Val Brembilla, l’allevatore Fantini: «Qui l’80% dell’erba per le mie vacche, danni ingenti». Coldiretti: «Problema grave e risarcimenti troppo bassi, la tabella regionale è da aggiornare».

«La situazione sta proprio degenerando, siamo disperati: i cinghiali hanno letteralmente distrutto interi appezzamenti di terreno con danni ingenti che non si sa come affrontare, e questa è la terza volta che vengono a fare visita». Non si dà pace Fulvio Fantini, allevatore di Gerosa.

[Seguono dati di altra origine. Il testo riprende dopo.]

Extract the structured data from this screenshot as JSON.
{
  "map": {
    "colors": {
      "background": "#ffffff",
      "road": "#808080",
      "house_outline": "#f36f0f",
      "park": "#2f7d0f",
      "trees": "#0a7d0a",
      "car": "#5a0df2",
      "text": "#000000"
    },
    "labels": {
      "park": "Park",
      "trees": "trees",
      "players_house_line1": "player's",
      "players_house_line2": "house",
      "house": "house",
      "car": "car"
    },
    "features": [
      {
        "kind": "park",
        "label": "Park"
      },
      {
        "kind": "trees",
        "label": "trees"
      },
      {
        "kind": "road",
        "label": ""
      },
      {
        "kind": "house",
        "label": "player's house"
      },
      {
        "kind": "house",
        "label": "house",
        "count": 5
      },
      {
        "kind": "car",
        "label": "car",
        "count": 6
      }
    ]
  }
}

Tornando nell’appezzamento di Giaperto ha trovato il prato distrutto dall’irruenza di ungulati affamati. «Non ho mai visto nulla del genere – continua – non li ho mai visti all’opera. Certo è che hanno cominciato a manifestarsi qualche anno fa, ma la situazione sta via via peggiorando: prima erano pochi, evidentemente, ma oggi la situazione è insostenibile. Sembra che qualcuno sia passato con l’aratro: strappano la base dell’erba alla ricerca di radici e animaletti, sto perdendo quindi l’erba e di conseguenza il fieno per l’alimentazione delle mie vacche del prossimo inverno (l’80% del fieno proviene da Giaperto), sarò costretto a spese ingenti».

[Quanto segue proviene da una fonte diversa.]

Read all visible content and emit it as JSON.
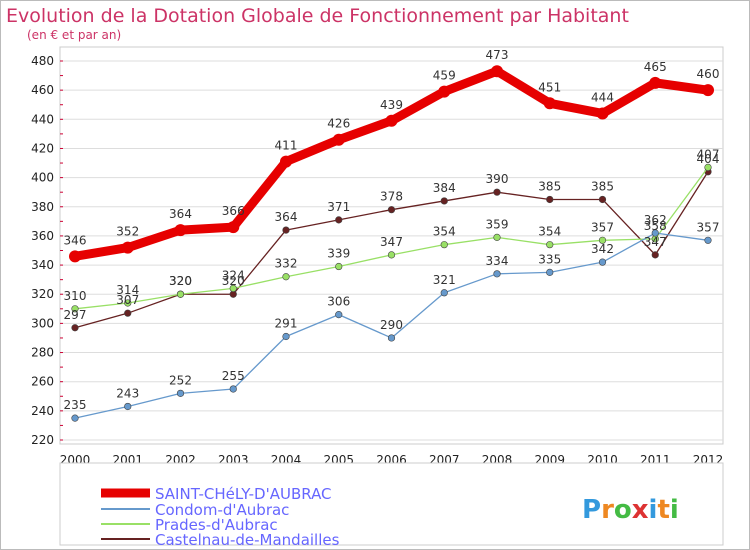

La località Giaperto è a circa 1.080 metri di quota, vi si trova la cascina di Fulvio, attorniata dai prati da cui ricava il fieno, con i pascoli per far pascolare le vacche, che sono una trentina. Intervenire dopo il passaggio dei cinghiali comporta un problema di ripristino della cotica erbosa, e il primo anno non sarà nelle stesse condizioni di taglio fieno adatto per l’alimentazione del bestiame. «Lo scorso anno nel comprensorio alpino Val Brembilla Gerosa sono stati censiti 1.724 cinghiali – spiega Angelo Casali, responsabile Coldiretti –. Il mondo agricolo lo scorso anno si preventivava 3.000 capi su tutto il territorio della provincia. Purtroppo le problematiche legate alla presenza sempre maggiore dei cinghiali sono in aumento negli ultimi dieci anni, e in particolar modo negli ultimi tre. I censimenti sono fatti dal mondo venatorio, ma non sono realistici perché il numero è sottostimato. Dopo tutto è difficile censire gli ungulati, tra cui i cinghiali, inoltre un fattore determinante è che in questi anni si è ripresa molto la produzione delle piante di castagne, di cui questi animali vanno ghiotti, quindi si nutrono meglio e di conseguenza partoriscono molto di più».

«Infine da non sottovalutare che siamo in presenza di “incroci” di animali dovuti probabilmente a “rilasci” abusivi – continua Casali –. I cinghiali in circolazione sono infatti ibridi, cioè animali con caratteristiche diverse, tra cui la possibilità di figliare di più. Lo scorso luglio il comandante della Forestale aveva allertato circa lanci abusivi: un cinghiale normale pesa sui 60 chili, quelli abbattuti recentemente sono tra i 120 e i 140 chilo». «Purtroppo il problema c’è ed è grosso – conclude –, c’è la caccia di selezione e la caccia di braccata, ma non bastano a risolvere la situazione, nemmeno in parte, primo perché le stime dei censimenti non sono realistiche, secondo perché non tutto il territorio è coperto dalle squadre. Purtroppo i danni molto sotto pagati, perché la tabella di quantificazione danni della Regione è molto bassa, dovrebbe essere aggiornata alla reale situazione economica. Ci vorrebbe meno burocrazia e più sensibilità verso il mondo agricolo».